ホンダは2021年1月8日、MotoGP2020年シーズンの合同取材会を開催し、各ライダーへの評価や、今季に向けての目標を発表しました。

成績を残したライダーのサポートを手厚くするのは当然のこと

 新型コロナウイルスの感染拡大で、カレンダーやレギュレーションへの大きな変更が強いられた2020年シリーズは、絶対的エースであったマルク・マルケス選手の怪我による欠場など、ホンダにとって大きな苦戦を強いられた年でもありました。そんな2020年シリーズについて振り返り、ライダーへの評価や、今季についての目標を発表しました。

2020年シーズンは、各ライダー共に4機のエンジンを使用

 まず、1年間に使用したエンジンの台数について、次のように説明します。

「MotoGPは例年、レギュレーションにより年間7基のエンジンの使用が認められています。しかし、新型コロナウイルス感染拡大によるレギュレーションの変更で、2020年シリーズのエンジン使用可能台数は年間5基。ホンダとしても、各ライダー5基のエンジンを用意していましたが、さまざまな条件下により、実質使用したのは4基のみでした」

 さらに、マシンの年式についても、マルク・マルケス選手、アレックス・マルケス選手、カル・クラッチロー選手のワークスマシンでの参戦は、シーズン前に発表されていましたが、マルク・マルケス選手が負傷し欠場が決定したのちは、チャンピオン争いができる位置を走る中上貴晶選手のポテンシャルを評価し、エンジンのみ2019年型ではあったものの、それ以外に関しては2020年型へのアップデートが施されるなど、サポート体制を強化していったことが明言されました。

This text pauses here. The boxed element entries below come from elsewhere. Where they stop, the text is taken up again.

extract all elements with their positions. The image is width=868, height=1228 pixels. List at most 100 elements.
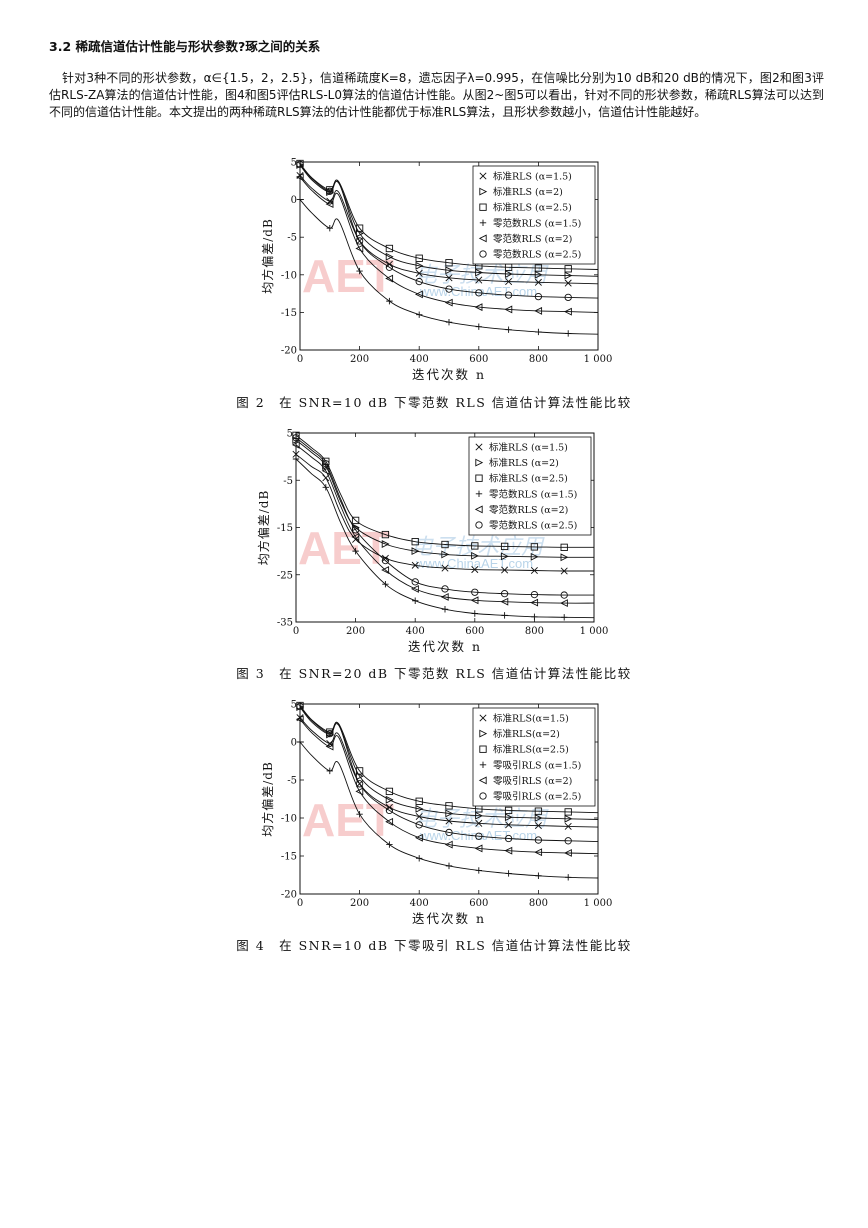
data-point [355,780,364,788]
y-tick-label: -10 [281,270,297,281]
data-point [381,554,389,562]
data-point [530,552,539,561]
data-point [561,614,568,621]
data-point [563,307,572,316]
data-point [410,584,419,593]
data-point [292,434,300,442]
data-point [415,269,423,277]
data-point [322,484,329,491]
data-point [381,530,390,539]
legend-box [472,165,596,265]
data-point [559,599,568,608]
data-point [505,326,512,333]
x-tick-label: 200 [350,354,369,365]
data-point [385,274,394,283]
x-tick-label: 400 [410,898,429,909]
data-point [325,742,334,751]
data-point [534,292,543,301]
series-3 [296,196,599,337]
legend-marker [475,443,483,451]
data-point [326,767,333,775]
figure-3-caption: 图 3 在 SNR=20 dB 下零范数 RLS 信道估计算法性能比较 [236,666,632,681]
y-tick-label: 0 [291,195,297,206]
data-point [504,834,513,843]
x-tick-label: 0 [297,898,303,909]
data-point [564,837,572,845]
data-point [412,597,419,604]
y-tick-label: -20 [281,346,297,357]
data-point [565,330,572,337]
series-1 [296,161,599,280]
series-line [299,706,599,843]
legend-marker [479,745,487,753]
data-point [530,598,539,607]
legend-label: 零范数RLS (α=1.5) [489,488,577,500]
series-line [299,705,599,814]
data-point [355,767,364,775]
data-point [415,812,423,820]
data-point [534,270,543,279]
data-point [415,804,424,813]
legend-label: 零吸引RLS (α=2) [493,776,572,787]
data-point [351,523,360,532]
legend-label: 零范数RLS (α=1.5) [493,217,581,229]
y-tick-label: -25 [277,570,293,581]
series-line [295,439,594,558]
data-point [296,196,304,203]
legend-marker [479,250,487,258]
data-point [295,173,304,181]
data-point [351,516,360,525]
data-point [292,455,300,463]
data-point [475,867,482,874]
legend-marker [478,776,487,785]
x-tick-label: 600 [469,354,488,365]
y-tick-label: -35 [277,618,293,629]
series-line [299,176,599,313]
data-point [356,811,363,818]
data-point [415,277,423,286]
data-point [445,259,453,267]
legend-marker [479,792,487,800]
data-point [411,538,419,546]
legend-marker [479,714,487,722]
data-point [322,460,330,468]
legend-marker [479,187,488,196]
x-tick-label: 400 [406,626,425,637]
data-point [326,729,334,738]
data-point [445,318,453,326]
data-point [444,840,453,849]
data-point [505,821,513,829]
data-point [504,270,513,278]
data-point [534,278,542,286]
data-point [504,806,513,815]
data-point [296,160,304,168]
data-point [296,738,304,746]
data-point [355,787,364,796]
data-point [415,821,423,829]
data-point [351,533,360,541]
data-point [326,224,333,232]
data-point [385,817,394,826]
data-point [441,606,449,613]
series-4 [291,440,595,608]
data-point [441,585,449,593]
data-point [445,274,453,282]
data-point [385,787,394,796]
data-point [505,278,513,286]
data-point [415,254,423,262]
legend-label: 零吸引RLS (α=1.5) [493,760,581,771]
data-point [381,556,390,565]
series-1 [296,703,599,823]
series-line [299,164,599,277]
y-tick-label: -10 [281,814,297,825]
data-point [386,297,393,305]
data-point [441,550,450,559]
y-axis-label: 均方偏差/dB [256,490,271,566]
data-point [474,303,483,312]
y-axis-label: 均方偏差/dB [260,218,275,294]
data-point [501,566,509,574]
data-point [560,567,568,575]
data-point [474,844,483,853]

中上貴晶選手の2020年MotoGPシーズンは飛躍の年になった

 また、各ライダーへの評価として、中上選手については、「これまでの経験を活かせたということに加え、彼自身、毎年勝負の年だという想いでやっているのですが、そのなかでマシンをどうすれば速く走らせることができるのかという点に重点を置き、開発陣と共にデータを見ながら試行錯誤。それをすべて自分のモノにするというような、我々のマシンのポテンシャルを引き出せるスキルを身に付けてくれ、彼のポテンシャルの高さを感じました。

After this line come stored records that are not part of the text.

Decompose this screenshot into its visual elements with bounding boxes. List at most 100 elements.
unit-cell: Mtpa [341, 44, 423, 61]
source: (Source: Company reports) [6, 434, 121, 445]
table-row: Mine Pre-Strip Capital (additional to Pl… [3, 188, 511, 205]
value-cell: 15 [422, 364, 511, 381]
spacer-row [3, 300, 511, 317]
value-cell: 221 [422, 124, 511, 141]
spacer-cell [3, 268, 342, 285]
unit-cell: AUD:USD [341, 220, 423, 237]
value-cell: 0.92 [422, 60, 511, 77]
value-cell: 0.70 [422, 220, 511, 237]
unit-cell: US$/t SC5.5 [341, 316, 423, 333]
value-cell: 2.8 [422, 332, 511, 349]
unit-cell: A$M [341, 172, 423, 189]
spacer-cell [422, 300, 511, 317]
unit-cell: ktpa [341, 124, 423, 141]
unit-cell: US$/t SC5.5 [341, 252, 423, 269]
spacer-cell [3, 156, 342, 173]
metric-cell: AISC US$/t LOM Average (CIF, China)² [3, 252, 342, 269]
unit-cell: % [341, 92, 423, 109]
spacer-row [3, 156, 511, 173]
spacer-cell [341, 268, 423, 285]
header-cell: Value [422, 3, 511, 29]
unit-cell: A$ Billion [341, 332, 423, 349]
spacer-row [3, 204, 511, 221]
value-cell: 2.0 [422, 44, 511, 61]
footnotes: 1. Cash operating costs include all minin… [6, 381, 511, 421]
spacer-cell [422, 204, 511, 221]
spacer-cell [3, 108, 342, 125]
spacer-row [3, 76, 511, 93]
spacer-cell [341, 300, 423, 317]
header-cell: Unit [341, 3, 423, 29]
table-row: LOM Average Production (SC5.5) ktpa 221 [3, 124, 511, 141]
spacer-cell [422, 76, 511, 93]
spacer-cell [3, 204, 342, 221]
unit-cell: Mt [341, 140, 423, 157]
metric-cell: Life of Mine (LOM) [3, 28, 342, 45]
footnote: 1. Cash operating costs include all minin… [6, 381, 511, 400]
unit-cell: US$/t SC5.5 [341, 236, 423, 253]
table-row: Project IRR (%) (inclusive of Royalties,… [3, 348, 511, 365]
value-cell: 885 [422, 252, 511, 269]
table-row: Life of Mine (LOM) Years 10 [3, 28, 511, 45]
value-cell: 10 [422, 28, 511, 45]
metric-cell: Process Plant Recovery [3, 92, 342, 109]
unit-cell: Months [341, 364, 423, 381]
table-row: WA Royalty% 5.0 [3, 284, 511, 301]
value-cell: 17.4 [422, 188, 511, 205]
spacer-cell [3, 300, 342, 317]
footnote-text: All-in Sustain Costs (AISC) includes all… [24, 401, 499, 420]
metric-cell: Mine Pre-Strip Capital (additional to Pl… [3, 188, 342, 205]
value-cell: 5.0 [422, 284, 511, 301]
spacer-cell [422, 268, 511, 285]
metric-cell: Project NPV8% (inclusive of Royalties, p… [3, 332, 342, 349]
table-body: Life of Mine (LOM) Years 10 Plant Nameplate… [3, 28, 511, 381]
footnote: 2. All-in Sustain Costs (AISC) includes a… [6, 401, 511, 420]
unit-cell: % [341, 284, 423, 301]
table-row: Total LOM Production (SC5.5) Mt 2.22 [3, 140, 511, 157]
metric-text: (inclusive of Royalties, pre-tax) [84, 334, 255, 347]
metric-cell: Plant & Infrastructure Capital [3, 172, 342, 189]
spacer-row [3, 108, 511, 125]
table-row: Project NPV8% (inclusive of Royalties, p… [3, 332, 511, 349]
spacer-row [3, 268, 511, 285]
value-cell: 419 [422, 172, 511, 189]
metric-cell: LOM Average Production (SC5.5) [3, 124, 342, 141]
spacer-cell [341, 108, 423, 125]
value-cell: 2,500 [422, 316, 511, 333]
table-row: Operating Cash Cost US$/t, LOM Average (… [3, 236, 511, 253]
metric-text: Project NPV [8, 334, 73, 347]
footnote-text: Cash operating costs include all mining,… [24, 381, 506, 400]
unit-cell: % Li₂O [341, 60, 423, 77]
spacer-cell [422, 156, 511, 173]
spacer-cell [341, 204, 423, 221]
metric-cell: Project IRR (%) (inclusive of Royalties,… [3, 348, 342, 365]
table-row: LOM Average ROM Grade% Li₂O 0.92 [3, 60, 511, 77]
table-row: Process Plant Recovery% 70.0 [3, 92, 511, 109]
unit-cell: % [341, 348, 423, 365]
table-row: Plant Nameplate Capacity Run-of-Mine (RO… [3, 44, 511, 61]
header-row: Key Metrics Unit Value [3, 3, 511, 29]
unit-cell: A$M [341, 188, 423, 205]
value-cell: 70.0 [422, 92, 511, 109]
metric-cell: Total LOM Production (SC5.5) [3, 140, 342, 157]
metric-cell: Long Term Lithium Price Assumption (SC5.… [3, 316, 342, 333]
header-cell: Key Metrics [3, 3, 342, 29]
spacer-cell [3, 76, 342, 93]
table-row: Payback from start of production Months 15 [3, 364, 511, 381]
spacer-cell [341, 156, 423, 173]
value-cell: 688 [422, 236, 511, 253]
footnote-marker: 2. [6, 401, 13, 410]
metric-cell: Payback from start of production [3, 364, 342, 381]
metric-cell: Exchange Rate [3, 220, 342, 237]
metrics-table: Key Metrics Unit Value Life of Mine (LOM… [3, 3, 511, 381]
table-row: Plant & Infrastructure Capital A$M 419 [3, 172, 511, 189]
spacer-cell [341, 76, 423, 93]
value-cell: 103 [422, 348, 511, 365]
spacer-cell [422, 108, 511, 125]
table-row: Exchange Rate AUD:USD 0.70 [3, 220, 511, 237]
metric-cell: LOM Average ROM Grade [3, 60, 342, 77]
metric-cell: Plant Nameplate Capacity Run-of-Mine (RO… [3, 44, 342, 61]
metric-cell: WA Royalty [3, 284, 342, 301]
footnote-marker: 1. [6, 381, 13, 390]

 よく、ワークスマシンやサテライトマシンといった話が出ますが、開発陣としてはワークスマシンやサテライトマシンというような考え方はしていないので、基本的には中上選手に合うマシンというのを、2020年シーズンの初めから用意すべく、前年から用意していたので、それが上手くいったところもあって、マシンとライダー両方のアップデートが上手くかみ合った結果、前を走れる結果となったのだと思います。ただ、中上選手の伸びしろが大きかったことも事実です」と高評価。

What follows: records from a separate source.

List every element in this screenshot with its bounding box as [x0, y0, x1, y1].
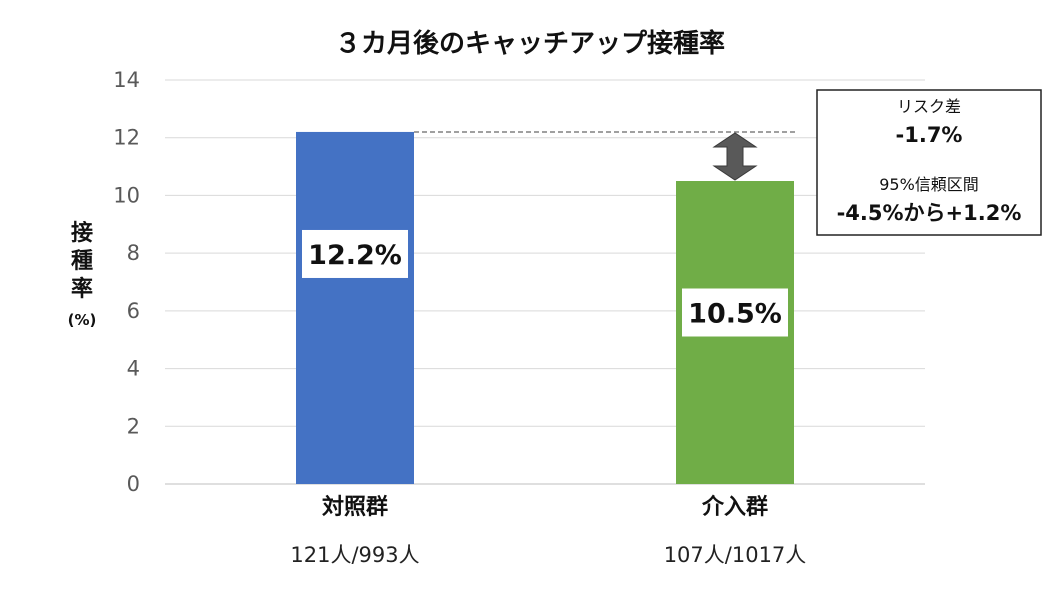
y-tick-label-0: 0: [127, 472, 140, 496]
data-label-2: 10.5%: [688, 299, 782, 330]
y-tick-label-4: 4: [127, 357, 140, 381]
difference-arrow-icon: [712, 132, 758, 181]
y-axis-label-char-3: 率: [71, 276, 93, 302]
x-category-sublabel-1: 121人/993人: [290, 543, 419, 567]
y-tick-label-12: 12: [113, 126, 140, 150]
risk-diff-value: -1.7%: [896, 123, 963, 147]
y-tick-label-10: 10: [113, 183, 140, 207]
y-tick-label-2: 2: [127, 414, 140, 438]
y-axis-label-char-1: 接: [71, 221, 93, 246]
ci-label: 95%信頼区間: [879, 175, 979, 194]
y-axis-ticks: 0 2 4 6 8 10 12 14: [113, 68, 140, 496]
y-tick-label-14: 14: [113, 68, 140, 92]
data-label-1: 12.2%: [308, 240, 402, 271]
chart-title: ３カ月後のキャッチアップ接種率: [335, 28, 725, 59]
risk-difference-box: リスク差 -1.7% 95%信頼区間 -4.5%から+1.2%: [816, 89, 1042, 236]
bar-1: [296, 131, 414, 484]
double-arrow-shape: [712, 132, 758, 181]
y-axis-label-char-2: 種: [71, 249, 93, 274]
ci-value: -4.5%から+1.2%: [837, 201, 1022, 225]
y-axis-label: 接 種 率 (%): [68, 221, 97, 329]
x-category-sublabel-2: 107人/1017人: [664, 543, 807, 567]
y-axis-label-unit: (%): [68, 311, 97, 329]
y-tick-label-6: 6: [127, 299, 140, 323]
data-label-box-2: [682, 288, 788, 337]
x-category-label-2: 介入群: [701, 494, 768, 520]
risk-diff-label: リスク差: [897, 97, 961, 116]
x-category-label-1: 対照群: [322, 494, 388, 520]
gridlines: [165, 79, 925, 485]
data-label-box-1: [302, 229, 408, 278]
risk-difference-box-frame: [816, 89, 1042, 236]
y-tick-label-8: 8: [127, 241, 140, 265]
bars: 12.2% 対照群 121人/993人 10.5% 介入群 107人/1017人: [290, 131, 807, 567]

参戦1年目のアレックス・マルケス選手は後半戦トップ5入りを目指していたが結果は期待以上

 アレックス・マルケス選手についても、「ルーキーイヤーということで、シーズン後半でトップ5に入っていければいいかなという一つの目標を立てていましたが、結果的には期待以上でした。

 前半戦は、初めてのMotoGPマシンで初めて走るサーキットと、初めて尽くしで適応に時間がかかりましたが、タイミングとしては開発側がマシンのアップデートをするに伴って、彼がマシンのポテンシャルを引き出しやすいようになっていったこととの相乗効果で結果が出てきたのだと思っています。

 そういう意味では彼にとってもいい1年だったし、我々も結果には満足しています」と評価しました。